Ia tidak mungkin untuk menentukan tingkat hemoglobin optimal pada pasien trauma syok hemoragik, akan- menyebabkan studi tidak memiliki dinilai hubungan antara tingkat hemoglobin dan hasil merugikan pada pasien dengan perdarahan kritis. Selain itu, tingkat hemoglobin yang bergantung pada target pasien sejarah medis (usia, sejarah penyakit kardiovaskular) dan jenis trauma (hadirat atau ketiadaan cedera otak). Administrasi RBC dianggap sangat diperlukan bila tingkat hemoglobin adalah <7 g/dL [11] (Gambar 1). Rekomendasi ini adalah berdasarkan terutama pada hasil Transfusi Memerlukan- nyata dalam Perawatan Kritis (TRICC studi [29]). Dalam sidang ini, Hebert et al. diacak hemodynamically kritikus, stabil- pasien sakit sekutu ke strategi transfusi liberal, dengan tingkat hemoglobin target 10-12 g/dL, atau strategi yang restriktif, dengan tingkat hemoglobin target 7-9 g/dL.sible untuk kontrol dengan cepat pendarahan.

Halaman 6 dari 9

akan bergantung pada hasil monitoring parameter pembekuan. FFP disarankan ketika PT atau APTT adalah 1,5 kali nilai normal (Gambar 1).

Beberapa studi baru-baru ini melibatkan pasien trauma sipil dan militer telah menyarankan pentingnya RBC/FFP rasio kurang-lebih 1:1. Namun, hasil-hasil ini harus diterjemahkan dengan hati-hati karena potensi bagi sur- bias vival (yang, pasien yang mati akan cenderung lebih awal untuk menerima RBC/FFP rasio lebih tinggi).
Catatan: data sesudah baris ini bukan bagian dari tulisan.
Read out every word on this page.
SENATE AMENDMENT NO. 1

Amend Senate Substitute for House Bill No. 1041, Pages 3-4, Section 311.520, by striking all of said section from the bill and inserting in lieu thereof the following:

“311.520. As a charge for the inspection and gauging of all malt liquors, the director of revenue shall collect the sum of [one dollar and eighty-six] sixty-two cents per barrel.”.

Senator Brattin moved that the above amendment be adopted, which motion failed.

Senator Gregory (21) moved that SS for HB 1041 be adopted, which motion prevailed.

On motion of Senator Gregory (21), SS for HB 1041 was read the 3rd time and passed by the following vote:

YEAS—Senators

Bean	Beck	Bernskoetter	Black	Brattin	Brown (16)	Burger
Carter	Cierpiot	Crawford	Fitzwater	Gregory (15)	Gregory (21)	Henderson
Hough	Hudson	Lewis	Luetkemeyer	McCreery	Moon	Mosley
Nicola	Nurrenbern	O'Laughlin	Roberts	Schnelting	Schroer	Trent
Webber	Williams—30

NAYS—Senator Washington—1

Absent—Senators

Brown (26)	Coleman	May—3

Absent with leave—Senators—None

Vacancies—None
Justru itu, nilai optimal dari RBC:FFP ratio tetap kontroversial. Kashuk et al. [33] melaporkan dalam pasien sipil yang RBC tinggi:FFP ratio (rata-rata 2:1) yang berhubungan dengan tingkat bertahan hidup yang lebih baik dari level RBC:FFP ratio (rata-rata 4:1), tetapi para penulis ini menggambarkan hubungan berbentuk U antara risiko kematian dan RBC:FFP ratio dengan yang kritis

Page 10: Translet Jurnal Anes

mengirik- tua untuk bertahan hidup dalam kisaran 2:1 dan 3:1 RBC:FFP. Justru itu, tidak ada perjanjian mutlak pada target optimal RBC:

rasio FFP. Penelitian tambahan harus diarahkan pada menentukan target optimal ini RBC:FFP dan mengidentifikasi orang-orang pasien rasio yang mungkin menguntungkan. Dalam panduan Australia dan New Zealand pada pasien sug manajemen darah- gested rasio≤2:1:1 RBC:FFP:keping [34]. Rekomendasi yang sama telah baru-baru ini telah didirikan oleh Badan Keselamatan Produk Kesehatan Perancis (Prancis Agence nationale de sécurité du médicament et des produits de santé AFS-- melemahkan). Rasio yang RBC:FFP merupakan unsur penting dari RBC agresif dan resusitasi plasma, tetapi waktu untuk kursus adalah elemen utama transfusi, dan, lebih im- portant dari minyak mentah RBC:FFP rasio, penggunaan RBCs awal dan FFP dapat meningkatkan hasil pasien trauma syok hemoragik [35]. Oleh karena itu, sangat penting untuk memulai transfusi plasma secepat pos- sible (idealnya pada waktu yang sama sebagai RBC transfusi) (Gambar 2). Konsep yang penting adalah untuk memiliki rencana agresif untuk memulihkan hemostasis biologi secepat pos-

tingkat kematian adalah serupa di dalam dua lengan-lengan, yang ditunjukkan bahwa studi yang restriktif strategi transfusi ini sekurang-kurangnya sebagai aman sebagai pendekatan liberal. Dalam otak-terluka pasien, ada data yang tidak memadai untuk mendukung atau membatasi tingkat hemoglobin [30,31 liberal]. Walau demikian, banyak 24-12-2005- ters transfuse pasien ini untuk mendapatkan tingkat hemoglobin 10 g/dL. Strategi ini didasarkan pada penemuan bahwa peningkatan kadar hemoglobin dari 8.7 untuk 10.2 g/dL peningkatan oksigenasi cerebral lokal [32].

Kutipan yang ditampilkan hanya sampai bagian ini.